Yes,TTG, it's a weapon but, as stated, the law permits such a weapon to be with them in a public place,as Sikhs, 'for religious reasons' (and by Scotsmen in national costume), given the appropriate proof. The law also allows Sikhs on motorcycles not to wear helmets. If a Sikh wants to endanger himself, the argument must have run, then let him suffer the consequences.

I don't follow why anyone should be allowed to have a knife in a public place simply because their national dress includes a knife or a religion has sanctioned it. The defence is 'without prejudice to' the general one of 'good reason or lawful authority' (which is very difficult to establish). If someone is permitted to have a knife in a public place there must be both the temptation and the opportunity to use it unlawfully should the occasion arise (which is one reason why we have the law in the first place). The other specific defence, that the knife is for use at work, does make sense.It would be stupid to stop a carpenter or decorator having a knife for use at work when that, of necessity, means they have to have it in a public place on the way there !

This is a stunt. The boy can revert to being a ';man' once he's not in school. If he tried to enter many a building or board an aircraft with it he'd be stopped. What then would his father's argument be ?
Complete stunt.

Nothing to do with being a Sikh, and A LOT to do with being a git. Idiocy knows no national boundaries. By the way, this isn't a growing trend...there are hundreds of thousands of Sikhs in the UK who don't make the papers because they're simply getting on with their lives. Two stories doen't change that.

I mean, it's not like all female nursery teachers are paedophiles, is it?
What next, a religious freak is refused being able to wear a nuclear bomb strapped to his back and is then awarded thousands for hurt feelings.
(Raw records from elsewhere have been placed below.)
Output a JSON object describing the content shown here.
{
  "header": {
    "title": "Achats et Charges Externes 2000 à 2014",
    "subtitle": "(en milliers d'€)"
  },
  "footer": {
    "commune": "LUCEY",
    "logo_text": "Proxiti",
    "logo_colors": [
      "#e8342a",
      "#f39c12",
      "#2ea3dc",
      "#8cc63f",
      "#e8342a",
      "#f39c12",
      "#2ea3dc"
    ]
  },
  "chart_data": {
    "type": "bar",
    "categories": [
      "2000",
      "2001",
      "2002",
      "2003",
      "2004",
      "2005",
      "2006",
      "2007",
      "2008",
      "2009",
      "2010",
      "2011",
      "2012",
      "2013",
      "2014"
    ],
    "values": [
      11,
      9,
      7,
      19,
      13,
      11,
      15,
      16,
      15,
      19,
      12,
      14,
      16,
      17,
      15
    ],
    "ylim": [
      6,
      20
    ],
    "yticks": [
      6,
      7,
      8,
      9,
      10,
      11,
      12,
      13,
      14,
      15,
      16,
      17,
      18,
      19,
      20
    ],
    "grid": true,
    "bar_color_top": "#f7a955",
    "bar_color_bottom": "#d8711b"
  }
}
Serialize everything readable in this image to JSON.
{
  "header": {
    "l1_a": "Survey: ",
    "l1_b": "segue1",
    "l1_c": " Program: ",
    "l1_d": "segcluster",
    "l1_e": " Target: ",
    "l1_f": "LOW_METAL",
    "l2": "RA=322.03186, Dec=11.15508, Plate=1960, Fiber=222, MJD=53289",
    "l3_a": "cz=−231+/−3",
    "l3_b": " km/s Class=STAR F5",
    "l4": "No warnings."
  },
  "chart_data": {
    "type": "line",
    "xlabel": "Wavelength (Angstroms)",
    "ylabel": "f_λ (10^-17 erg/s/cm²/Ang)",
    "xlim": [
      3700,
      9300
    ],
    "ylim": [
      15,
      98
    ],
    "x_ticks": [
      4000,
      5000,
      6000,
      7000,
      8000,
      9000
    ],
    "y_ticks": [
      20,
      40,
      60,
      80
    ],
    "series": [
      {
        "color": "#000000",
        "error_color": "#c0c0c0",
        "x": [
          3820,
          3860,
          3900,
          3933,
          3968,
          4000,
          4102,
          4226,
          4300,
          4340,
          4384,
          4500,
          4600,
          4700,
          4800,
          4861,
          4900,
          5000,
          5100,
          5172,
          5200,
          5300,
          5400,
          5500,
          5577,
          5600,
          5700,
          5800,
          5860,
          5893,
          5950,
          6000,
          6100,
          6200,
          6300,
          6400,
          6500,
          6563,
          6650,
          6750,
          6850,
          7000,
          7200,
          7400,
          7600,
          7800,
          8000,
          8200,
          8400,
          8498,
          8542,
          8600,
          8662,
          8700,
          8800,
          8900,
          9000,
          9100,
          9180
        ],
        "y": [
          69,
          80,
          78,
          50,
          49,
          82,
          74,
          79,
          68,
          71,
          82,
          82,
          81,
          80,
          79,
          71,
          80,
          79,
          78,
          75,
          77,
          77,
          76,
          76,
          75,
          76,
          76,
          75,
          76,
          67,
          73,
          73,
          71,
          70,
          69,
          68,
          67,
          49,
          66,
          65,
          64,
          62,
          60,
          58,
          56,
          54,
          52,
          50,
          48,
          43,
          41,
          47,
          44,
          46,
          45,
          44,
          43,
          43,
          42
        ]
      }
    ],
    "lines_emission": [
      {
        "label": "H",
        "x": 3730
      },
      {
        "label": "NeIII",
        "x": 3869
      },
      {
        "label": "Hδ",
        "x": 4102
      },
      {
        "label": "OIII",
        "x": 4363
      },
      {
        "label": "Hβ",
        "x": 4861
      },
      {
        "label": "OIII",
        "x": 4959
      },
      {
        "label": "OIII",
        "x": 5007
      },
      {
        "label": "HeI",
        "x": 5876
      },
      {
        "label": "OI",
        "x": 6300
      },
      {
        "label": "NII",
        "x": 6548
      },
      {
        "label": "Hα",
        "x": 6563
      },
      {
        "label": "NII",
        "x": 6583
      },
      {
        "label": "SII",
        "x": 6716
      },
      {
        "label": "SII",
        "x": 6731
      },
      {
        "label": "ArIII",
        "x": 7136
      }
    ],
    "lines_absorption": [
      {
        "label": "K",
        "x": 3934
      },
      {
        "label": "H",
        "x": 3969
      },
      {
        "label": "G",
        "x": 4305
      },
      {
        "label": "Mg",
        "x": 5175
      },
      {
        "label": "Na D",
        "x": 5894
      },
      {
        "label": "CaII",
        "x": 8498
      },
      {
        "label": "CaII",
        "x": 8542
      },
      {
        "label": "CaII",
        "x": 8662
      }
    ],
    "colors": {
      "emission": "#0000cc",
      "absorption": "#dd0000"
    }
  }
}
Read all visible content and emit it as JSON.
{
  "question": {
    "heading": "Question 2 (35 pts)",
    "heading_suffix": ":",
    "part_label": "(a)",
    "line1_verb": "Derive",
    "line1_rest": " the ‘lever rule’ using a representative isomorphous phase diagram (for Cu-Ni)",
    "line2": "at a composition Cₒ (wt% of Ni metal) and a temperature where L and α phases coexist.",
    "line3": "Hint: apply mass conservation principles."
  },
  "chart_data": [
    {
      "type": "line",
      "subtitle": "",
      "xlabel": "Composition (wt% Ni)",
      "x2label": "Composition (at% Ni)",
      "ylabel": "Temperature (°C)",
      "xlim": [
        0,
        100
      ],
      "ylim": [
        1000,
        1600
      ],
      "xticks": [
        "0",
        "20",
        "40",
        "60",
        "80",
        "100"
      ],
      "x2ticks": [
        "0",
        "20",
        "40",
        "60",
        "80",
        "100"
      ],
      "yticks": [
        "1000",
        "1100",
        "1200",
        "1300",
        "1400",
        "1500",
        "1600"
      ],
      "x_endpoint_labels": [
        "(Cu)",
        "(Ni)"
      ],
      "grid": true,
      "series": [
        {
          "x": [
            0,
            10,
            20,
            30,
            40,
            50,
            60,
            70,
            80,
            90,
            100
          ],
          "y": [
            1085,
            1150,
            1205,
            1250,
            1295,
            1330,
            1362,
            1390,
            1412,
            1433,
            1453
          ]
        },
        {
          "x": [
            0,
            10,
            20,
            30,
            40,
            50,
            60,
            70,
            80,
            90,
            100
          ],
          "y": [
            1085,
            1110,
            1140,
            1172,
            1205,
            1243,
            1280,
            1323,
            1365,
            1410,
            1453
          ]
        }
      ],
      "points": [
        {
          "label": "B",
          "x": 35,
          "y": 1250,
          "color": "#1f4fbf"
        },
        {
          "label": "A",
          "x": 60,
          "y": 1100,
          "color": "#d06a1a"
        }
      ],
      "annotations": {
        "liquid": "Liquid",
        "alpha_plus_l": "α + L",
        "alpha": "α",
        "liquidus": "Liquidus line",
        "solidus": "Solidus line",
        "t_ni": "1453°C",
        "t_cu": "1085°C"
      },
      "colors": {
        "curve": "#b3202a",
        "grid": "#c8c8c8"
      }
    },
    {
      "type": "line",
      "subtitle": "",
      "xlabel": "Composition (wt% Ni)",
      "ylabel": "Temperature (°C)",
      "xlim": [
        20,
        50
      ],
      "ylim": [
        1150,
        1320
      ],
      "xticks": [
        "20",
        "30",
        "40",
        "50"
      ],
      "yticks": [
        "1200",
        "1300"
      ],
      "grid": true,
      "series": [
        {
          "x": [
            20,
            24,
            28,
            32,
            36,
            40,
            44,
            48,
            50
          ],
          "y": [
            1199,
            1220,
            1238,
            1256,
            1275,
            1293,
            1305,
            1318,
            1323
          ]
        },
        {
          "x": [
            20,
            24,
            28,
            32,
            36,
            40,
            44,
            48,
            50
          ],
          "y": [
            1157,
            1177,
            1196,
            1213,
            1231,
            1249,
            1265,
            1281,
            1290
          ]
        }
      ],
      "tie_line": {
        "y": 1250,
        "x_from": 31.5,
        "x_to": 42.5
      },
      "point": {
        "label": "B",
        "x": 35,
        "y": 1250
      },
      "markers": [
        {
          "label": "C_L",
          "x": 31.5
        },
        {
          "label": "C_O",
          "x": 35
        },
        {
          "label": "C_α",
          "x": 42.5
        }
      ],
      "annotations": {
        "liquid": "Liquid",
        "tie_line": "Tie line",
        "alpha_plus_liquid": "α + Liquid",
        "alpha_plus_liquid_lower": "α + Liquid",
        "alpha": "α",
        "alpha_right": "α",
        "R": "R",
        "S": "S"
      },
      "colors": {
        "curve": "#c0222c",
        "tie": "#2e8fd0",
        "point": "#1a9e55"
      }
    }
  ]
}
In this case though, no way would they win any claim. Knives are the hot topic of the moment. If the child had been allowed to carry it and he had killed someone or someone took it off him and killed imagine the uproar.

Sometimes you have to draw the line on religion and common sense. The later is real the former is ultimately a myth about a man in the sky.
Yes, the line does have to be drawn.

Unfortunately the current legal system in the UK is notoriously inept at drawing the line, a situation brought about mainly by the 1998 Human Rights Act, which itself stemmed from the European Convention on Human Rights,

Without those two “articles of faith” there would be no possibility of the boy having a questionable defence for carrying a knife in public. The fact that he has is testament to those appaling pieces of legislation.

The boy should not have simply been excluded from school. The matter should have been reported to the police. The CPS should decide whether a prosecution is warranted and if so a court (not the school governers) should then be asked to rule on whether the boy’s statutory defence applied.

And to pick up on fred’s point about crash helmets, when that legislation was framed the argument did not run along tyhe lines that “..if a Sikh wants to endanger himself, ... then let him suffer the consequences.” This argument could be applied to all motorcyclists of any faith. The exclusion was allowed simply to comply with the ECHR which allows freedom to follow one’s chosen religion (and to engage in all the foibles that go with it) even if this means providing exceptions to laws which everybody else must obey.

And that’s exactly the problem. Human Rights legislation “trumps” other laws and this is another example of it.